In a sharp reversal of existing federal policy, and yet another move signaling the Obama Administration's policy shift to a stance that is far more friendly to unions than that of his predecessor, on February 6, 2009, President Obama issued Executive Order 13502, which encourages the use of project labor agreements (PLAs) on federal construction projects. Pursuant to an Executive Order issued by President Bush in 2001, the federal government had not been permitted to require any contractor on a federal construction project to enter into a PLA, or any other agreement, with one or more labor unions. The Executive Order is effective immediately, and its ramifications may be significant.
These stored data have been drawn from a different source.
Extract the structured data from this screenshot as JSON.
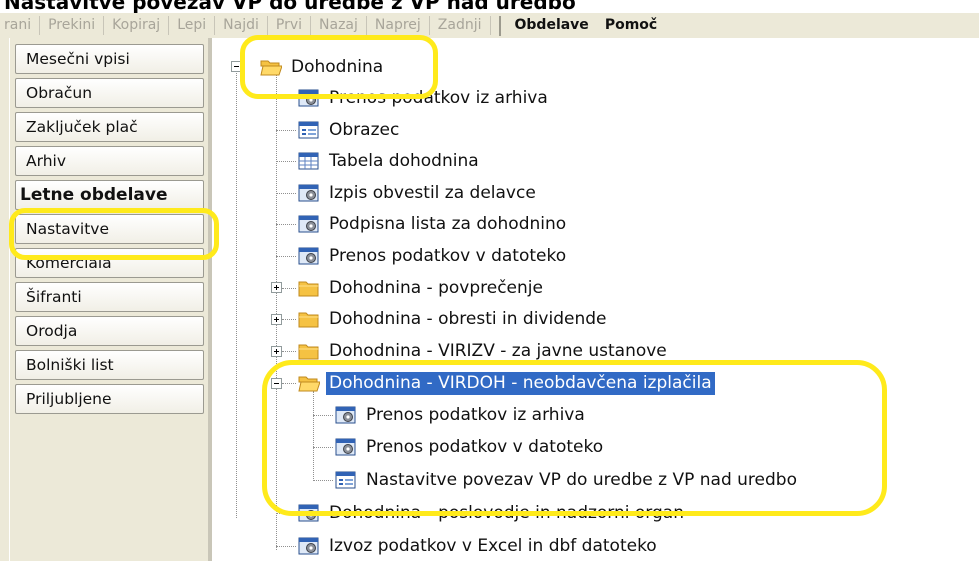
{
  "caption": "Nastavitve povezav VP do uredbe z VP nad uredbo",
  "toolbar": {
    "items": [
      "rani",
      "Prekini",
      "Kopiraj",
      "Lepi",
      "Najdi",
      "Prvi",
      "Nazaj",
      "Naprej",
      "Zadnji"
    ],
    "menu": [
      "Obdelave",
      "Pomoč"
    ]
  },
  "nav": [
    "Mesečni vpisi",
    "Obračun",
    "Zaključek plač",
    "Arhiv",
    "Letne obdelave",
    "Nastavitve",
    "Komerciala",
    "Šifranti",
    "Orodja",
    "Bolniški list",
    "Priljubljene"
  ],
  "tree": [
    {
      "label": "Dohodnina",
      "icon": "folder-open-icon"
    },
    {
      "label": "Prenos podatkov iz arhiva",
      "icon": "gear-window-icon"
    },
    {
      "label": "Obrazec",
      "icon": "form-icon"
    },
    {
      "label": "Tabela dohodnina",
      "icon": "table-icon"
    },
    {
      "label": "Izpis obvestil za delavce",
      "icon": "gear-window-icon"
    },
    {
      "label": "Podpisna lista za dohodnino",
      "icon": "gear-window-icon"
    },
    {
      "label": "Prenos podatkov v datoteko",
      "icon": "gear-window-icon"
    },
    {
      "label": "Dohodnina - povprečenje",
      "icon": "folder-icon"
    },
    {
      "label": "Dohodnina - obresti in dividende",
      "icon": "folder-icon"
    },
    {
      "label": "Dohodnina - VIRIZV - za javne ustanove",
      "icon": "folder-icon"
    },
    {
      "label": "Dohodnina - VIRDOH - neobdavčena izplačila",
      "icon": "folder-open-icon"
    },
    {
      "label": "Prenos podatkov iz arhiva",
      "icon": "gear-window-icon"
    },
    {
      "label": "Prenos podatkov v datoteko",
      "icon": "gear-window-icon"
    },
    {
      "label": "Nastavitve povezav VP do uredbe z VP nad uredbo",
      "icon": "form-icon"
    },
    {
      "label": "Dohodnina - poslovodje in nadzorni organ",
      "icon": "gear-window-icon"
    },
    {
      "label": "Izvoz podatkov v Excel in dbf datoteko",
      "icon": "gear-window-icon"
    }
  ],
  "colors": {
    "highlight": "#ffea1b",
    "selection": "#316ac5",
    "panel": "#ece9d8"
  }
}
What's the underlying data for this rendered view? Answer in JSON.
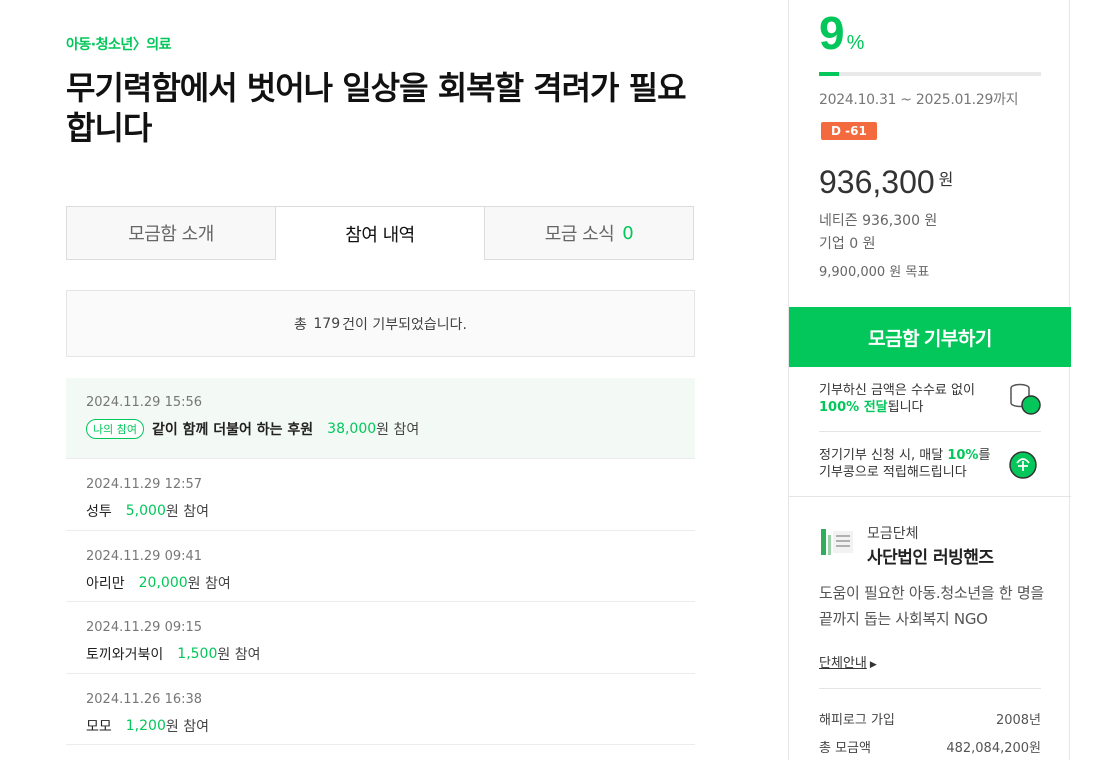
{
  "breadcrumb": {
    "category": "아동·청소년",
    "separator": "〉",
    "subcategory": "의료"
  },
  "title": "무기력함에서 벗어나 일상을 회복할 격려가 필요합니다",
  "tabs": [
    {
      "label": "모금함 소개",
      "count": ""
    },
    {
      "label": "참여 내역",
      "count": ""
    },
    {
      "label": "모금 소식",
      "count": "0"
    }
  ],
  "summary": {
    "prefix": "총",
    "count": "179",
    "suffix": "건이 기부되었습니다."
  },
  "donations": [
    {
      "date": "2024.11.29 15:56",
      "badge": "나의 참여",
      "name": "같이 함께 더불어 하는 후원",
      "amount": "38,000",
      "unit": "원 참여",
      "mine": true
    },
    {
      "date": "2024.11.29 12:57",
      "name": "성투",
      "amount": "5,000",
      "unit": "원 참여"
    },
    {
      "date": "2024.11.29 09:41",
      "name": "아리만",
      "amount": "20,000",
      "unit": "원 참여"
    },
    {
      "date": "2024.11.29 09:15",
      "name": "토끼와거북이",
      "amount": "1,500",
      "unit": "원 참여"
    },
    {
      "date": "2024.11.26 16:38",
      "name": "모모",
      "amount": "1,200",
      "unit": "원 참여"
    }
  ],
  "campaign": {
    "percent": "9",
    "percent_sign": "%",
    "progress_percent": 9,
    "period": "2024.10.31 ~ 2025.01.29까지",
    "dday": "D -61",
    "raised": "936,300",
    "raised_unit": "원",
    "netizen": "네티즌 936,300 원",
    "company": "기업 0 원",
    "goal": "9,900,000 원 목표",
    "donate_button": "모금함 기부하기"
  },
  "info": {
    "fee_line1": "기부하신 금액은 수수료 없이",
    "fee_bold": "100% 전달",
    "fee_line2": "됩니다",
    "regular_line1a": "정기기부 신청 시, 매달 ",
    "regular_bold": "10%",
    "regular_line1b": "를",
    "regular_line2": "기부콩으로 적립해드립니다"
  },
  "org": {
    "label": "모금단체",
    "name": "사단법인 러빙핸즈",
    "description": "도움이 필요한 아동.청소년을 한 명을 끝까지 돕는 사회복지 NGO",
    "link": "단체안내",
    "stats": [
      {
        "label": "해피로그 가입",
        "value": "2008년"
      },
      {
        "label": "총 모금액",
        "value": "482,084,200원"
      }
    ]
  },
  "colors": {
    "accent": "#03c75a",
    "dday": "#f26a3d"
  }
}
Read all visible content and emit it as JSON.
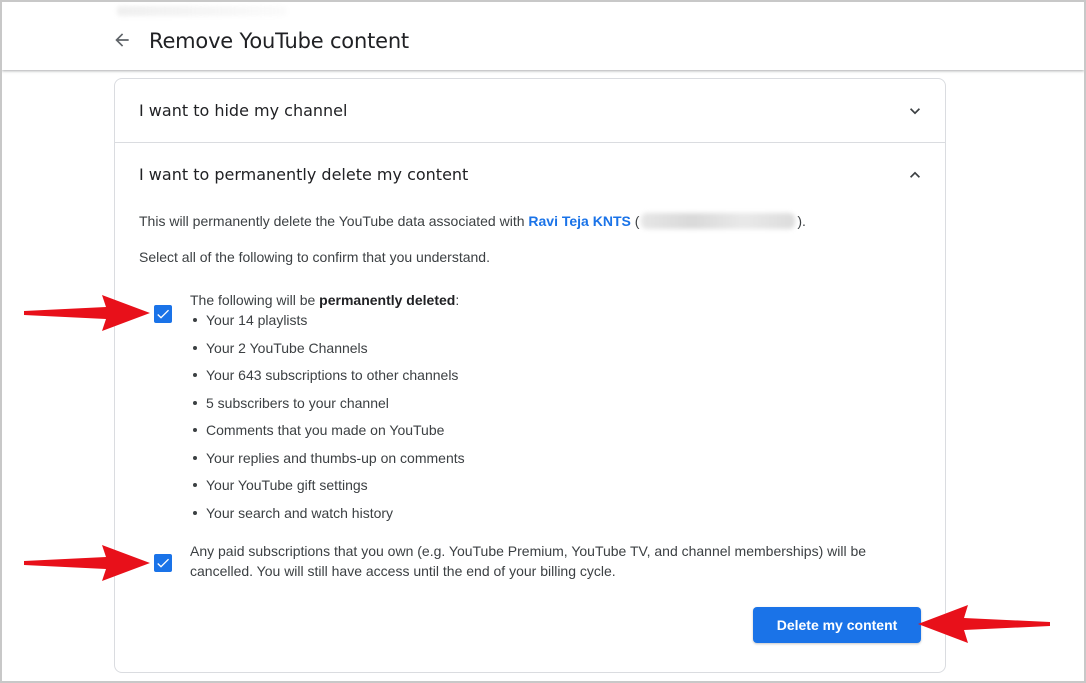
{
  "header": {
    "title": "Remove YouTube content"
  },
  "sections": {
    "hide": {
      "label": "I want to hide my channel",
      "state": "collapsed"
    },
    "delete": {
      "label": "I want to permanently delete my content",
      "state": "expanded",
      "description_prefix": "This will permanently delete the YouTube data associated with ",
      "account_name": "Ravi Teja KNTS",
      "description_suffix_open": " (",
      "description_suffix_close": ").",
      "confirm_text": "Select all of the following to confirm that you understand.",
      "checkbox_1": {
        "checked": true,
        "intro_prefix": "The following will be ",
        "intro_bold": "permanently deleted",
        "intro_suffix": ":",
        "items": [
          "Your 14 playlists",
          "Your 2 YouTube Channels",
          "Your 643 subscriptions to other channels",
          "5 subscribers to your channel",
          "Comments that you made on YouTube",
          "Your replies and thumbs-up on comments",
          "Your YouTube gift settings",
          "Your search and watch history"
        ]
      },
      "checkbox_2": {
        "checked": true,
        "text": "Any paid subscriptions that you own (e.g. YouTube Premium, YouTube TV, and channel memberships) will be cancelled. You will still have access until the end of your billing cycle."
      },
      "button_label": "Delete my content"
    }
  },
  "colors": {
    "accent": "#1a73e8",
    "annotation_arrow": "#e8101a",
    "divider": "#dadce0"
  },
  "icons": {
    "back": "arrow-back-icon",
    "collapsed": "chevron-down-icon",
    "expanded": "chevron-up-icon",
    "checkbox": "checkmark-icon",
    "annotation": "red-arrow-annotation"
  }
}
PLAs are pre-hire collective bargaining agreements that establish terms and conditions of employment – including wages, benefits and hours of work – for workers on a construction project, typically in exchange for the pledge of unions on the project not to strike. PLAs often have multiple union signatories covering most of the jobs on the project, and are binding on all contractors and subcontractors on a project.
The Executive Order encourages the use of PLAs on all "large-scale" construction projects, which the Executive Order defines as construction projects where the cost to the federal government is $25 million or more, though it does not prohibit the use of PLAs on smaller projects. Although the Executive Order does not require the use of PLAs on covered projects, and only encourages executive agencies to do so, the expectation is that federal agencies, with generally pro-union Obama appointees at the helm, will most likely require the use of PLAs for those projects covered by the Executive Order.
This Executive Order is likely to have significant ramifications in the wake of the recently-passed $787 billion stimulus package, a substantial portion of which is allocated to funding construction projects. As a result, many construction firms may be compelled to agree to PLAs on federally-funded construction projects for the first time. Not only will these firms face likely difficulties in navigating the uncharted waters of participating in the negotiations for a PLA, but they may also be forced to pay higher, union-level wages and benefits to their workers than they are otherwise accustomed to paying on projects.